WHY IT WON’T MAKE THE LIST: This stream-of-consciousness companion piece to Russian Ark, Aleksandr Sokurov‘s amazing one-shot exploration of St. Petersburg’s Hermitage, is too messy with too many wild hairs. Ultimately, it seems to be more about Sokurov’s own artistic whims and impulses than it is about the Louvre.
COMMENTS: As the opening credits scroll, we hear director Sokurov take (scripted) phone calls regarding post-production work on his latest movie (presumably Francofonia itself). The second caller (“Captain Dirk,” who we’ll meet again later) asks about the director’s progress and he confesses “I don’t think the film is successful.”
I generally agree, although any movie that spotlights so many masterpieces from the Louvre can’t be a complete failure. Sokurov is a true connoisseur of European art (as seen in Russian Ark) and has a legitimate love for the Louvre, but this documentary/narrative hybrid piece shows no real organization or purpose. It’s like a spur-of-the-moment whirlwind trip to a museum. Partly, Sokurov wants to give an account of how deputy Louvre director Jacques Joujard hid the museum’s treasures from the Nazis ahead of the occupation of Paris in 1940, with the silent blessing of Count Franz Wolff-Metternich, the cultured professor Hitler had appointed as “caretaker” of French cultural treasures. This potentially interesting story is told with both archival footage and recreations using actors. But Sokurov masks his straightforward tale with multiple digressions: his own poeticized musings on European culture; a mysterious character who runs around the darkened Louvre in a gown saying “liberté, égalité, fraternité”; the ghost of Napoleon (who shows up to point out his own portraits); Sokurov’s fanciful Skype discussions with the aforementioned Captain Dirk, who’s carrying a load of museum-bound historical treasures on a freighter imperiled by rough seas; and so on.

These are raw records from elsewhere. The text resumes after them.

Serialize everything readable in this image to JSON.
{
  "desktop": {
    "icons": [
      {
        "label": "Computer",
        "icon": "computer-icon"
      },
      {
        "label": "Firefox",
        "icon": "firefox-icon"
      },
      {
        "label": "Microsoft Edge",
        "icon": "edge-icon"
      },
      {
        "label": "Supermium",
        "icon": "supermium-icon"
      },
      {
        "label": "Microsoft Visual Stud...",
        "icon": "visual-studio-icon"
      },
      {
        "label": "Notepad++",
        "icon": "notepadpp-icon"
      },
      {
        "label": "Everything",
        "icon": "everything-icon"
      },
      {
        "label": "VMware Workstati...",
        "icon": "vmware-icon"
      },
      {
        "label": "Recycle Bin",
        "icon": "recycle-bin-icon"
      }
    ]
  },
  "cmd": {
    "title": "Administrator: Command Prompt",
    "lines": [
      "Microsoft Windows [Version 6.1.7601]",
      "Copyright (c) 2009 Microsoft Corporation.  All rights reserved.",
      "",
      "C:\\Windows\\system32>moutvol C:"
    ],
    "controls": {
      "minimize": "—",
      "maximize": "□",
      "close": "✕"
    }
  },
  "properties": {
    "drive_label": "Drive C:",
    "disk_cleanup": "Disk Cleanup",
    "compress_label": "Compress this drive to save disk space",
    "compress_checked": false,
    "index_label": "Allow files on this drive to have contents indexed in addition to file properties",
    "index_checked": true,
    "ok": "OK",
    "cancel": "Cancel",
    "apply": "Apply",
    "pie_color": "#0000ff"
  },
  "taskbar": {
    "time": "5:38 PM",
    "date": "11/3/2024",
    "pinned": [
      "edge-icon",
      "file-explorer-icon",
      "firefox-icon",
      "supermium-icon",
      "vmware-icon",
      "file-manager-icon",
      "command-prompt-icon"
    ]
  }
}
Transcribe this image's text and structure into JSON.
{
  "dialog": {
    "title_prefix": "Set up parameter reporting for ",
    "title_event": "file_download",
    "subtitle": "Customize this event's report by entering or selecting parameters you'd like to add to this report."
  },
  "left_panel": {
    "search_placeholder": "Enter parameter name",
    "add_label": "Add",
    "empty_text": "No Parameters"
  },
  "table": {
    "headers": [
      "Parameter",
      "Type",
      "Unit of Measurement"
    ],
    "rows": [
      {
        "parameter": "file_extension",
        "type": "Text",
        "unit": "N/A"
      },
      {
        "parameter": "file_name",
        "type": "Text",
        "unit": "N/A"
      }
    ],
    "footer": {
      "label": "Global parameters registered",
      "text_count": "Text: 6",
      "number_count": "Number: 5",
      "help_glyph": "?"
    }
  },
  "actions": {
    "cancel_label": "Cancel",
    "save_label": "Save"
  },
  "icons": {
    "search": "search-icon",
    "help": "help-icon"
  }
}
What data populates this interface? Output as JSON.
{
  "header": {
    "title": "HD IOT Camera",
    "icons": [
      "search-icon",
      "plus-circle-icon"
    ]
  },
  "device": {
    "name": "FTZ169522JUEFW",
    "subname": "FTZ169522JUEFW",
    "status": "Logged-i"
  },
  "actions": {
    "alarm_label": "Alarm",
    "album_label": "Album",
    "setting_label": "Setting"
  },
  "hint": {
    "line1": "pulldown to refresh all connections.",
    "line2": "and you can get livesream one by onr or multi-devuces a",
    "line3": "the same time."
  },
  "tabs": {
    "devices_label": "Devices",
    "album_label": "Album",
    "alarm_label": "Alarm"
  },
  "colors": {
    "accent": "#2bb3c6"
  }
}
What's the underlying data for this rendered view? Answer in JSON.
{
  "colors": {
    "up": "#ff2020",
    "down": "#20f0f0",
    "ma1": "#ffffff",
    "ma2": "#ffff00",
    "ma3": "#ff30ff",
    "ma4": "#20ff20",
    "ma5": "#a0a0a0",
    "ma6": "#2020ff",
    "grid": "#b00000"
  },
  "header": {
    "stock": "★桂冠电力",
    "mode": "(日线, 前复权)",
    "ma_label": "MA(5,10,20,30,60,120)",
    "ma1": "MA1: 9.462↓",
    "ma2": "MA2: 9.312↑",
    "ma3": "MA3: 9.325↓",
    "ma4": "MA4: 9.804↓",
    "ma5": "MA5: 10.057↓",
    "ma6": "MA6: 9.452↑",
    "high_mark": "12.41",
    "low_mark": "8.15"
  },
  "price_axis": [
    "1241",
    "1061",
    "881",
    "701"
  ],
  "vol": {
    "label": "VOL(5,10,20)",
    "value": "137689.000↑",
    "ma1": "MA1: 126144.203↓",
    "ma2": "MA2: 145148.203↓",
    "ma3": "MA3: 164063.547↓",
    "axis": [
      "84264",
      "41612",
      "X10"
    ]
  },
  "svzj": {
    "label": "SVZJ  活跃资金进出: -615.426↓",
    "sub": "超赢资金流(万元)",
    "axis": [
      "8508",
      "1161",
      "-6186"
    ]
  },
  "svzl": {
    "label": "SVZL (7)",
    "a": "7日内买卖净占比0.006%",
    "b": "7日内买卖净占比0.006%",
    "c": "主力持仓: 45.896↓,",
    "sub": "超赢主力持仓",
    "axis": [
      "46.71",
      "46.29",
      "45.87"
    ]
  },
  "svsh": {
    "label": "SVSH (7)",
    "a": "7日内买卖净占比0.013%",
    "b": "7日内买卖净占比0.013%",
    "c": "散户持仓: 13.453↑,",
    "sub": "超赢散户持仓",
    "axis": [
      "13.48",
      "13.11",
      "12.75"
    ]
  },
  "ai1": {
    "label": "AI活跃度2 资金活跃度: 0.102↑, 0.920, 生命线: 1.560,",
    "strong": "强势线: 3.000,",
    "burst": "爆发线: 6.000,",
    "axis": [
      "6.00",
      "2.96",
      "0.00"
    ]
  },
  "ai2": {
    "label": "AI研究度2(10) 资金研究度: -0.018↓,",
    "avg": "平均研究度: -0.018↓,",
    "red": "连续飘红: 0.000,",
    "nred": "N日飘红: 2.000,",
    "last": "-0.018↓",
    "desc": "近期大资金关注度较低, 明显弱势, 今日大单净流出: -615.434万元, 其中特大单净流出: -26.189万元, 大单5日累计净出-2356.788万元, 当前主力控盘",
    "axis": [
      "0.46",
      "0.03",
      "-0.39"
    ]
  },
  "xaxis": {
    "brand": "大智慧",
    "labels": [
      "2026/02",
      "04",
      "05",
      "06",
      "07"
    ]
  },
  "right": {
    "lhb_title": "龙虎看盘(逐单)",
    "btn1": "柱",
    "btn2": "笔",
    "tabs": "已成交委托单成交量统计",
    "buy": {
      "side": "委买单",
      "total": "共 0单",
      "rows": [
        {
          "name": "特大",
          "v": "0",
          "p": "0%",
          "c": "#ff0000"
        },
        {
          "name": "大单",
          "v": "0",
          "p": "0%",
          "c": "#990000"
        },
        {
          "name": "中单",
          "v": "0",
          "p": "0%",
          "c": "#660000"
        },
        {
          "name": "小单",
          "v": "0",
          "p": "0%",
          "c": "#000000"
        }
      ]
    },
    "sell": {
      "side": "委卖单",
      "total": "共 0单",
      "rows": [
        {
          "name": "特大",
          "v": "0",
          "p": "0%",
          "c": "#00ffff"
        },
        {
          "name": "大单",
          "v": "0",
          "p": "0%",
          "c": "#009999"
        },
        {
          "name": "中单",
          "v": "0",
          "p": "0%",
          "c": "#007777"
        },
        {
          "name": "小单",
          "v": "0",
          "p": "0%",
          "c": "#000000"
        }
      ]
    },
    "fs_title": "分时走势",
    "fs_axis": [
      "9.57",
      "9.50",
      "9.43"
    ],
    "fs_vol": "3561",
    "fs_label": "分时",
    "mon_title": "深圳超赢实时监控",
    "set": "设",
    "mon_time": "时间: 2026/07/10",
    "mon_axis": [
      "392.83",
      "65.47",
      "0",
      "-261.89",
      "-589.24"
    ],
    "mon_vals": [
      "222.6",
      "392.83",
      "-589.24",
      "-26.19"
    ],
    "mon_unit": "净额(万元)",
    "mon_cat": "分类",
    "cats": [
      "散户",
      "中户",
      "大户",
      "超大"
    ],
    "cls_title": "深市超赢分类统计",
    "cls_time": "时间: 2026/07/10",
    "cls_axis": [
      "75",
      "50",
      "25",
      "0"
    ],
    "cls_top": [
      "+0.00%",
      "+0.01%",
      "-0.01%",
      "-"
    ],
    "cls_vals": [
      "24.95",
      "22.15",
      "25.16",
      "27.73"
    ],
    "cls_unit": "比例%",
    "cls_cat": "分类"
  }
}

Francofonia suffers by comparison with Russian Ark, whose one-take, two-character gimmick imposed structure and discipline on the film while still allowing Sokurov to indulge his imagination. Sokurov is intelligent, and his a love for museums and for the preservation of European high culture comes across, but Francofonia is so scattershot that his passion is dissipated. A conventional documentary would hit at least as hard: indeed, moments when the camera merely pans over the straining figures of “The Raft of the Medusa,” or passes each curl in an Assyrian lamassu’s beard, or zooms in so we can see the intimate cracks in the “Mona Lisa”‘s aging canvas, are the film’s strongest sights.
Sokurov says he wants to create cinematic tributes to Madrid’s Prado and London’s British Museum next. I hope he finds a more interesting angle from which to film these projects than he did for his Louvre piece.
The Music Box Francofonia DVD or Blu-ray includes two substantial extras, each about an hour long: the making of documentary “Visitors to the Louvre” and “The Man Who Saved the Louvre,” a conventional documentary (which the DVD refers to as a “play”) on Jacques Joujard.